Beata Kawka nie może być z kimś w stałym związku. "Jestem uszkodzona"
Beata Kawka nie kryje, że w jej świecie nie ma przestrzeni na mężczyznę. Aktorka zadeklarowała ostatnio, że zamierza spędzić jesień życia samotnie. "Jestem uszkodzona. Nie mogę być z kimś w stałym związku" - twierdzi.
Beata Kawka często powtarza w wywiadach słowa Hanki Bielickiej, że kobieta na stałe może mieć gosposię, ale mężczyzna powinien być "na dochodne".
"Nigdy nie wyszłam za mąż, od zawsze miałam przekonanie, że nikomu nie będę niczego obiecywać czy przysięgać. A już na pewno, że nie opuszczę aż do śmierci" - stwierdziła w rozmowie z "Na żywo".
"Do śmierci nie opuszczę tylko mojego dziecka" - dodała.
Aktorka znana m.in. z kultowego serialu Polsatu "Samo życie" przyznaje, że związki, w które się wikłała, raczej nie należały do najlepszych, ale...
"W sumie były udane" - powiedziała w najnowszym wywiadzie.
"Pierwszy zaowocował córką, a drugi nauczył mnie sporo o technice manipulacji. Myślę, że po latach jestem zaopatrzona we wszystkie narzędzia, aby samotnie spędzić starość. Co więcej, jest mi z tym dobrze, bo nikt mi nie zabiera czasu" - wyznała na łamach "Na żywo".
Beata Kawka jest przekonana, że w relacjach z mężczyznami popełniała błąd za błędem i dlatego tak naprawdę nigdy nie była szczęśliwa.

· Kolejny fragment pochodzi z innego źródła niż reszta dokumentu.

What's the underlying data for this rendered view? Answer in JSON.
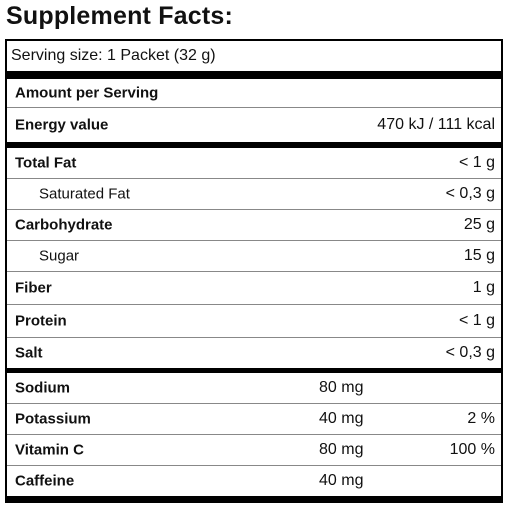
{
  "title": "Supplement Facts:",
  "serving_size": "Serving size: 1 Packet (32 g)",
  "amount_header": "Amount per Serving",
  "energy": {
    "label": "Energy value",
    "value": "470 kJ / 111 kcal"
  },
  "nutrients": [
    {
      "label": "Total Fat",
      "value": "< 1 g"
    },
    {
      "label": "Saturated Fat",
      "value": "< 0,3 g",
      "sub": true
    },
    {
      "label": "Carbohydrate",
      "value": "25 g"
    },
    {
      "label": "Sugar",
      "value": "15 g",
      "sub": true
    },
    {
      "label": "Fiber",
      "value": "1 g"
    },
    {
      "label": "Protein",
      "value": "< 1 g"
    },
    {
      "label": "Salt",
      "value": "< 0,3 g"
    }
  ],
  "others": [
    {
      "label": "Sodium",
      "amount": "80 mg"
    },
    {
      "label": "Potassium",
      "amount": "40 mg",
      "dv": "2 %"
    },
    {
      "label": "Vitamin C",
      "amount": "80 mg",
      "dv": "100 %"
    },
    {
      "label": "Caffeine",
      "amount": "40 mg"
    }
  ]
}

"Nie miałam większego szczęścia w miłości, choć w sumie byłam w związkach nieprzerwanie przez 30 lat" - twierdzi.
"Kiedy z kimś jestem, to jestem po całości, oddaję całą siebie. To błąd. Gdy dajesz komuś palec, weźmie całą rękę" - tłumaczyła dziennikarce "Na żywo".
Beata Kawka zdaje sobie sprawę z tego, że choć dawno jest już po pięćdziesiątce, wciąż podoba się mężczyznom. Żartuje, że nie może narzekać na brak adoratorów, ale zastrzega, że - to jej słowa - jest już za stara, by chodzić na randki.
"Piorun już raczej nie ma szans mnie trafić" - powiedziała jakiś czas temu w wywiadzie dla Interii, dodając, że jeśli miałaby znów się z kimś związać, to zrobiłaby to wyłącznie na swoich zasadach.
"Żaden mężczyzna by się na to nie zgodził" - podsumowała.
Aktorka kilka miesięcy temu została... teściową. Przyznaje, że próbowała przekonać Zuzannę - swoją córkę - że ślub nie jest kobiecie do niczego potrzebny, ale w końcu poddała się.
"Stwierdziłam, że skoro jest miłość i fantastyczny facet, to nie ma przeciwwskazań" - wyznała na łamach "Na żywo".